The Ruling Is Consistent With Other California Cases Denying Efforts To Split PAGA Cause Of Action.
YourMechanic sought to compel plaintiff to arbitrate whether he was an "aggrieved employee" before he could proceed under the Private Attorneys General Act of 2004 (PAGA). The trial court denied the motion, and YourMechanic appealed. Jonathan Provost v. YourMechanic, Inc., D076569 (4/1 10/15/20) (Benke, Aaron, Dato).

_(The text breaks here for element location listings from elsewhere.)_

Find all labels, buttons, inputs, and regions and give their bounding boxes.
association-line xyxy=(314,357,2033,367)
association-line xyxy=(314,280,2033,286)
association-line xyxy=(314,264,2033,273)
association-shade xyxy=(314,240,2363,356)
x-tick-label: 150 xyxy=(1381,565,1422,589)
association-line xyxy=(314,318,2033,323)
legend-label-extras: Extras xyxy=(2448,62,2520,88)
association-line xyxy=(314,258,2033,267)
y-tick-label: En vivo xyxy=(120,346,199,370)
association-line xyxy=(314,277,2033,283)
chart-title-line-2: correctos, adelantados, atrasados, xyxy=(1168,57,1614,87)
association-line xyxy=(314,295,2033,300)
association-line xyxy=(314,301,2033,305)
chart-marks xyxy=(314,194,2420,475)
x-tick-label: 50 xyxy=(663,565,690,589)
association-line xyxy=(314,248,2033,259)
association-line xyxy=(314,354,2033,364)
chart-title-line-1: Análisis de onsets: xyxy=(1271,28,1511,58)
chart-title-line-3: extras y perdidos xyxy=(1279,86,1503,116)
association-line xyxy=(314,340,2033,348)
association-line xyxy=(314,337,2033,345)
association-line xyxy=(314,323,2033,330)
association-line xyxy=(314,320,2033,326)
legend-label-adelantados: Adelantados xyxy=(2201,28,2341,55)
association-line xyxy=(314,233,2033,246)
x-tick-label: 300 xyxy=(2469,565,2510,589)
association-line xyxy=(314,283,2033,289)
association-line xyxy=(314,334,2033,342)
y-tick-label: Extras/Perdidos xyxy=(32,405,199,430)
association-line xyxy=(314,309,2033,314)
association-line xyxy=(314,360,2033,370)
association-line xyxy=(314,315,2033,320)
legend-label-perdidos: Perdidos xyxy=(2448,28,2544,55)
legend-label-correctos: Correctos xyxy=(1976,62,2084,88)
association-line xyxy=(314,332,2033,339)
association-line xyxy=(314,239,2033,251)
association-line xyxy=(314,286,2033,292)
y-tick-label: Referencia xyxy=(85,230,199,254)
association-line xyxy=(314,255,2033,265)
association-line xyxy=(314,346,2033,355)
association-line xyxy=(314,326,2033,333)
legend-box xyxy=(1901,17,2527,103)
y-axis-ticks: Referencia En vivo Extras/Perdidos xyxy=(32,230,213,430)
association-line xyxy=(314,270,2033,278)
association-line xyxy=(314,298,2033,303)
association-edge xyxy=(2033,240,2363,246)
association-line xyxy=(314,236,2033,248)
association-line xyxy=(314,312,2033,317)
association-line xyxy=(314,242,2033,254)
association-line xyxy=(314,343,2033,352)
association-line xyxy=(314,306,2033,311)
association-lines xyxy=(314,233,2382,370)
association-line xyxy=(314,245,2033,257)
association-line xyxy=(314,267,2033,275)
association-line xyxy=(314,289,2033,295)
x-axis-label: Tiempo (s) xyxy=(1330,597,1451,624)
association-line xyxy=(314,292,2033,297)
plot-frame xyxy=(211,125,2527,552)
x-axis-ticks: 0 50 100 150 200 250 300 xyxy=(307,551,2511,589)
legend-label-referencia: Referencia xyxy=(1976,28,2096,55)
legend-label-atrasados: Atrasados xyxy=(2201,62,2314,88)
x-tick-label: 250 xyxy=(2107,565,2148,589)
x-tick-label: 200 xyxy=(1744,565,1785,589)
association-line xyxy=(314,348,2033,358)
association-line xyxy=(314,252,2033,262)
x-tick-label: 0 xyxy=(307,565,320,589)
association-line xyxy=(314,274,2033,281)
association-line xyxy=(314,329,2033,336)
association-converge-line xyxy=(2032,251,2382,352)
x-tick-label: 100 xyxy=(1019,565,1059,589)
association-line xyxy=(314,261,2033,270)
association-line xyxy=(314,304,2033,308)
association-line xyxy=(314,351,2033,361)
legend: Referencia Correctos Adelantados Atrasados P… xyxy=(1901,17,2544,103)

As Justice Benke explains, "requiring Provost to arbitrate whether he was an 'aggrieved employee' with standing to bring a representative PAGA action would require splitting that single action into two components: an arbitrable 'individual' claim (i.e., whether he was an independent contractor or employee under either the parties' written arbitration provision or section 226.8 . . . making it unlawful to willfully misclassify an individual as an independent contractor); and a nonarbitrable representative claim."
As a case subheading summarizes, "Case Law Prohibits the Splitting of a Single Representative PAGA Action into 'Individual' Arbitrable and Representative Nonarbitrable Components in Deciding whether an Individual Has Standing under PAGA.'
But that doesn't keep employers from continuing to try to split PAGA claims, and arbitrate first whether the plaintiff is an "aggrieved employee." The employer's logic is that if the employer could get an arbitration award holding that the plaintiff is an independent contractor rather than an employee, then the plaintiff would not have standing to adjudicate the PAGA claim, since only an employee would have a PAGA claim. Thus far, this strategy has not worked, because the plaintiff brings a claim on behalf of him or herself, and as a representative, and prevailing California law does not require the plaintiff to split the individual and representative claims and arbitrate the individual claims first.